The report discusses several recent days in which Aliso Canyon was used to offset significant pressure drops in the regional pipeline system as a result of peak demand. On those days, SoCalGas would have had to declare a curtailment without Aliso Canyon to balance the system. The report also notes, ominously, that SoCalGas has had to curtail gas deliveries during periods of peak demand even with Aliso Canyon in operation as recently as June 2015. That episode, which was caused by a pipeline outage, resulted in 1,500 MW of reduced dispatch.

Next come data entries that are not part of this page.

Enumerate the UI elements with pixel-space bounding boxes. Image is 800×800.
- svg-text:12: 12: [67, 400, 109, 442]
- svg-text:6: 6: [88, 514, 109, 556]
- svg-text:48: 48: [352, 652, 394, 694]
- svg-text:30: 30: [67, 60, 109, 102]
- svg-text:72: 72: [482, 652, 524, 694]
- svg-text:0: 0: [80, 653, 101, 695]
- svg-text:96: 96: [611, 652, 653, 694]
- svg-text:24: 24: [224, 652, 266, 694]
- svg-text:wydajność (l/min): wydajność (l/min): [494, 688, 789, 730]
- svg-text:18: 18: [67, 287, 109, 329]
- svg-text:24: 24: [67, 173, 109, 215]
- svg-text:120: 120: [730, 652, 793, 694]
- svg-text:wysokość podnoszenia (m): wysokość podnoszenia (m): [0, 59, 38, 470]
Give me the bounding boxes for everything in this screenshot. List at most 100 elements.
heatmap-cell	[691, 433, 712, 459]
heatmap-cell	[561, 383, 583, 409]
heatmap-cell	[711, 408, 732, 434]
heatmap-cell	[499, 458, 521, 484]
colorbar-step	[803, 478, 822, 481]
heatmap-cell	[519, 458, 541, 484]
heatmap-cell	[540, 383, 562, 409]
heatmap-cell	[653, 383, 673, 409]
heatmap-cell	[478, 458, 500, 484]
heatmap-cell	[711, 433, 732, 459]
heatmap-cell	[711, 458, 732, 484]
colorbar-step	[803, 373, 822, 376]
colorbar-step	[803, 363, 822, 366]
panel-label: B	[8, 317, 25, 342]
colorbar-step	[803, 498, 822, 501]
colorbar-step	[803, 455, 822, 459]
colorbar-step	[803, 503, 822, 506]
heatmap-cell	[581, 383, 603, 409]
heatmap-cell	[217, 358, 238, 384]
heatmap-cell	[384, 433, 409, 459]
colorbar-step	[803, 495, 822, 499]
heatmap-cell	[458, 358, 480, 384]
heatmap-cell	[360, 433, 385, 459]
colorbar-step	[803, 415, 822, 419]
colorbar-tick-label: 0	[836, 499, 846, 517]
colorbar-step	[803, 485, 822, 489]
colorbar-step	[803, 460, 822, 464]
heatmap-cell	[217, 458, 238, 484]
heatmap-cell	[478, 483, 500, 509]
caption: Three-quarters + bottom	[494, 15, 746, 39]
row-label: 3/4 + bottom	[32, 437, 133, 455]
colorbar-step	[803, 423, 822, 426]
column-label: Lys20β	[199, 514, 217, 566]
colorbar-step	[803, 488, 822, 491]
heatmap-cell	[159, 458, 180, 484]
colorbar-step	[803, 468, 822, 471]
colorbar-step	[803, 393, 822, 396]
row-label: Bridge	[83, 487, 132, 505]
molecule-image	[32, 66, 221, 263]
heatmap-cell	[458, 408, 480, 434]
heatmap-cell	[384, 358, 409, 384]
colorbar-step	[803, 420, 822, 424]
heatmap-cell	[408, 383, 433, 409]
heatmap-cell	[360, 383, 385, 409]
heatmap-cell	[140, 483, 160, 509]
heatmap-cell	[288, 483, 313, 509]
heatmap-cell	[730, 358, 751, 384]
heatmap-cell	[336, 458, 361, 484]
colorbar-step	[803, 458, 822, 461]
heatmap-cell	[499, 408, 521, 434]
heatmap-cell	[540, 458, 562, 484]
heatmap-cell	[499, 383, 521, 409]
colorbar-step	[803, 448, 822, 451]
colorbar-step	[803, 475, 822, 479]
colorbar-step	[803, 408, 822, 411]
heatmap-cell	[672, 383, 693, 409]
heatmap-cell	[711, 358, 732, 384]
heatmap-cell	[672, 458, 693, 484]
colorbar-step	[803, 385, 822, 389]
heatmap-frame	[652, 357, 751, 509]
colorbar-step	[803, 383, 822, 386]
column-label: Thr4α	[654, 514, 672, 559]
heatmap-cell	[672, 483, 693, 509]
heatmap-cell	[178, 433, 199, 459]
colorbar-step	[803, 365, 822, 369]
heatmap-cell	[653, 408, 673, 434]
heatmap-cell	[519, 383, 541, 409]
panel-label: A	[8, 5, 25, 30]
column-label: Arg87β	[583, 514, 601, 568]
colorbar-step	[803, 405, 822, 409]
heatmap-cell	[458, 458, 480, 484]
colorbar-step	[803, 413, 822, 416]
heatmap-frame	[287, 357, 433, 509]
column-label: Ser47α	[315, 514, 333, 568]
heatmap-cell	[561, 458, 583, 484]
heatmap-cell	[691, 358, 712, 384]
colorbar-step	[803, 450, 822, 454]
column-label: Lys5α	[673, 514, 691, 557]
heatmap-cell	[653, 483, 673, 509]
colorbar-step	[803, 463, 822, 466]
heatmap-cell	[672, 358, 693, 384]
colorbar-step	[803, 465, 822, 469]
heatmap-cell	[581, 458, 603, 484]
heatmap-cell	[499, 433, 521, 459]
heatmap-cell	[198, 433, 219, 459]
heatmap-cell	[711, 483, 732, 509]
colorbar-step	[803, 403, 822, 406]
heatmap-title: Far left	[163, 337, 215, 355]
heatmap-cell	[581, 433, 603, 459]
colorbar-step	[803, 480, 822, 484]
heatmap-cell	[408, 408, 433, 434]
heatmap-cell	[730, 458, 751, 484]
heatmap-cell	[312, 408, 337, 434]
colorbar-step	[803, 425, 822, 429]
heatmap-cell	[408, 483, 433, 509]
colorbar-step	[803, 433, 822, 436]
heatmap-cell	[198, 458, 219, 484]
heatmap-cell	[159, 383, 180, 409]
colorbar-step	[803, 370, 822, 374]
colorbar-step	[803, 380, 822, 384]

“Based on the historical data from years 2013 to 2015,” the report concludes, “SoCalGas and [San Diego Gas & Electric] have calculated a potential for 23 to 32 days where [their] systems will be under significant stress in 2016 without the Aliso Canyon storage field in operation, placing uninterrupted service to noncore customers at risk.” In addition, “LADWP and [CAISO] determined that they would not be able to maintain sufficient contingency reserve in the Southern California area to meet reliability requirements.”

Curtailments Likely

That could mean, the report says, load curtailments affecting as many as 3.36 million customer homes under worst-case assumptions.

There is currently no timetable for Aliso Canyon’s return to service. All of the facility’s 114 injection wells have to be inspected before SoCalGas can resume injecting gas into storage, and how long that will take is not clear.

A concurrent report discusses measures to mitigate impacts on reliability. These include possible use of the 15 Bcf of working gas remaining in the Aliso Canyon facility and careful coordination between gas shippers in the area to closely match deliveries with demand each day. A variety of measures to reduce gas and electric consumption will also be necessary.

However, the agencies also warned, “The action plan entities and the Technical Assessment Group believe there are risks to electric reliability that these measures cannot eliminate.”